Thanks Inka, its affecting my job and voluntry work and hba1c because im not on a pump. My numbers not quite high enough yet to fit the criteria. I have to work alone and if i get into any difficulties like i did a couple of weeks ago ill be in big trouble with no help. My husband was at home then with me. Its not far off debilitating me.
Dear Gill-- Firstly, my basal is only 1.5 units a day; welcome to the tiny club! ; )
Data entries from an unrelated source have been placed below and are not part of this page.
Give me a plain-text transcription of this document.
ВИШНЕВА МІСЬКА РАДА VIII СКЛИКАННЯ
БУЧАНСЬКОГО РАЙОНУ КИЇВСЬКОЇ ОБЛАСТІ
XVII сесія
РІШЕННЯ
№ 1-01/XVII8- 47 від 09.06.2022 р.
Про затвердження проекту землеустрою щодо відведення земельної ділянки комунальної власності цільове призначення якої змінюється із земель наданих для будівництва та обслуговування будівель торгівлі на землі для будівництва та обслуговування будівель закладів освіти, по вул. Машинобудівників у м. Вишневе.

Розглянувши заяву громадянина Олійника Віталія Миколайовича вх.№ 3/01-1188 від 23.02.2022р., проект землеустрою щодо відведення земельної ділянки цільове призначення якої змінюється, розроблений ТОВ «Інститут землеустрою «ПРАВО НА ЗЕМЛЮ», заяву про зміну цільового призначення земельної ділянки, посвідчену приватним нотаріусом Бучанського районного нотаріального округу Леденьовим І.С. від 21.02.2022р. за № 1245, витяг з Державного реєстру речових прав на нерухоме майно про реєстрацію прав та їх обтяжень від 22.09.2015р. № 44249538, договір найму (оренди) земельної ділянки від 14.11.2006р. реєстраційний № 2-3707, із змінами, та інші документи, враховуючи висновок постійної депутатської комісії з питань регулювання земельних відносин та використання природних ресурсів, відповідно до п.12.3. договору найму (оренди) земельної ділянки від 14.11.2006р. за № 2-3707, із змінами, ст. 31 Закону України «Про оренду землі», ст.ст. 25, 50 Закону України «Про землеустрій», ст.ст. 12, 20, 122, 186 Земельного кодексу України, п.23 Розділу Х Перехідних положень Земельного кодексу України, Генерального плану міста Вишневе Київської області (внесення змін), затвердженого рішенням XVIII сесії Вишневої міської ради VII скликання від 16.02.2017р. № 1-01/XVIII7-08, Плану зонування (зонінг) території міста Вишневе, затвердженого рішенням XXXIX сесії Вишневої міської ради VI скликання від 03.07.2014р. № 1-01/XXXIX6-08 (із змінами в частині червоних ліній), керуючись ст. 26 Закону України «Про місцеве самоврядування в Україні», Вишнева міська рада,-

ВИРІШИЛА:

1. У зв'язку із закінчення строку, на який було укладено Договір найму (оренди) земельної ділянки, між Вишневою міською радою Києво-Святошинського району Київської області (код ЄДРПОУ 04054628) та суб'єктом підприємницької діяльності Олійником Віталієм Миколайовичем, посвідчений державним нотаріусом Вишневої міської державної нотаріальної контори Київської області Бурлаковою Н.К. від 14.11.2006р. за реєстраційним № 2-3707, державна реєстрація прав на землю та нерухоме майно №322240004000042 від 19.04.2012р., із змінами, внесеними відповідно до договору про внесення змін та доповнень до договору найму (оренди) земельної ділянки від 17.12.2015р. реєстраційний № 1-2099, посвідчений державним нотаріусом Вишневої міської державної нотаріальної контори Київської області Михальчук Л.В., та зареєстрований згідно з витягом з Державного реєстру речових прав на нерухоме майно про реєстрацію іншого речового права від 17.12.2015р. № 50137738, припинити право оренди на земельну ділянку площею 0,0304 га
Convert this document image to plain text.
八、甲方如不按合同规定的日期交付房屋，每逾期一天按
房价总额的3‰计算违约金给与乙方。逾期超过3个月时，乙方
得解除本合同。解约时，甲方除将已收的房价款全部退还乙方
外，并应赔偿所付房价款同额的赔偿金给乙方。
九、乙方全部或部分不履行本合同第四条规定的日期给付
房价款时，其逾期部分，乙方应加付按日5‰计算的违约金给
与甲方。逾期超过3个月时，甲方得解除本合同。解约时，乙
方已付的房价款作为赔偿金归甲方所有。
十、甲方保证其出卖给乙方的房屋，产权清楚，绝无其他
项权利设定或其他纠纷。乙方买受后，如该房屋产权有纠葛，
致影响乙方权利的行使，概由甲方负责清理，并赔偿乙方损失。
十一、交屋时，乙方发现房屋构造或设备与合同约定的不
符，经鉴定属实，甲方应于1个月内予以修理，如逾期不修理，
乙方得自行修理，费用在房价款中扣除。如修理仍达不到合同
Secondly, though: You do NOT have to have high HbA1c to get a pump on the NHS. The guidance for who can get a pump on the NHS is here,
https://www.nice.org.uk/guidance/ta151/chapter/1-Guidance :
"Continuous subcutaneous insulin infusion (CSII or 'insulin pump') therapy is recommended as a treatment option for adults and children 12 years and older with type 1 diabetes mellitus provided that:
attempts to achieve target haemoglobin A1c (HbA1c) levels with multiple daily injections (MDIs) result in the person experiencing disabling hypoglycaemia. For the purpose of this guidance, disabling hypoglycaemia is defined as the repeated and unpredictable occurrence of hypoglycaemia that results in persistent anxiety about recurrence and is associated with
a significant adverse effect on quality of life
or
HbA1c levels have remained high (that is, at 8.5% [69 mmol/mol] or above) on MDI therapy (including, if appropriate, the use of long-acting insulin analogues) despite a high level of care." (underlining added)
So-- if you are having a lot of trouble getting your basal right to avoid hypoglycaemia, and this worries you and has "a significant adverse effect on your quality of life"-- you qualify for a pump under the first 'limb' of the guidance.
And on top of that-- there is a general exception, in the guidance,
https://www.nice.org.uk/guidance/ta151/chapter/About-this-guidance :
"This guidance represents the views of NICE and was arrived at after careful consideration of the evidence available. Healthcare professionals are expected to take it fully into account when exercising their clinical judgement.
However, the guidance does not override the individual responsibility of healthcare professionals to make decisions appropriate to the circumstances of the individual patient". (underlining added)
That last sentence means that, even if they weren't sure whether you met the guidance criteria, they could give you a pump-- and they should, as trying to manage without a pump is causing you such difficulties and you are finding it so stressful and debilitating.
When I last saw my diabetes consultant, he did me a referral to the local pump team, despite the fact that I'd got my HbA1c down to 46-- because I am finding it so stressful and debilitating, and that is clearly related to the fact that my insulin sensitivity is both high and variable. I'm seeing the pump team in May, fingers crossed!
Whether you or I would be able to get a 'hybrid closed loop' system as well as a pump is a different matter! NICE hasn't yet published final guidance on HCL, and their draft recommendations would only give HCL to people with high HbA1c. But even just the pump would be helpful.
Have you had a referral to your local 'pump team'?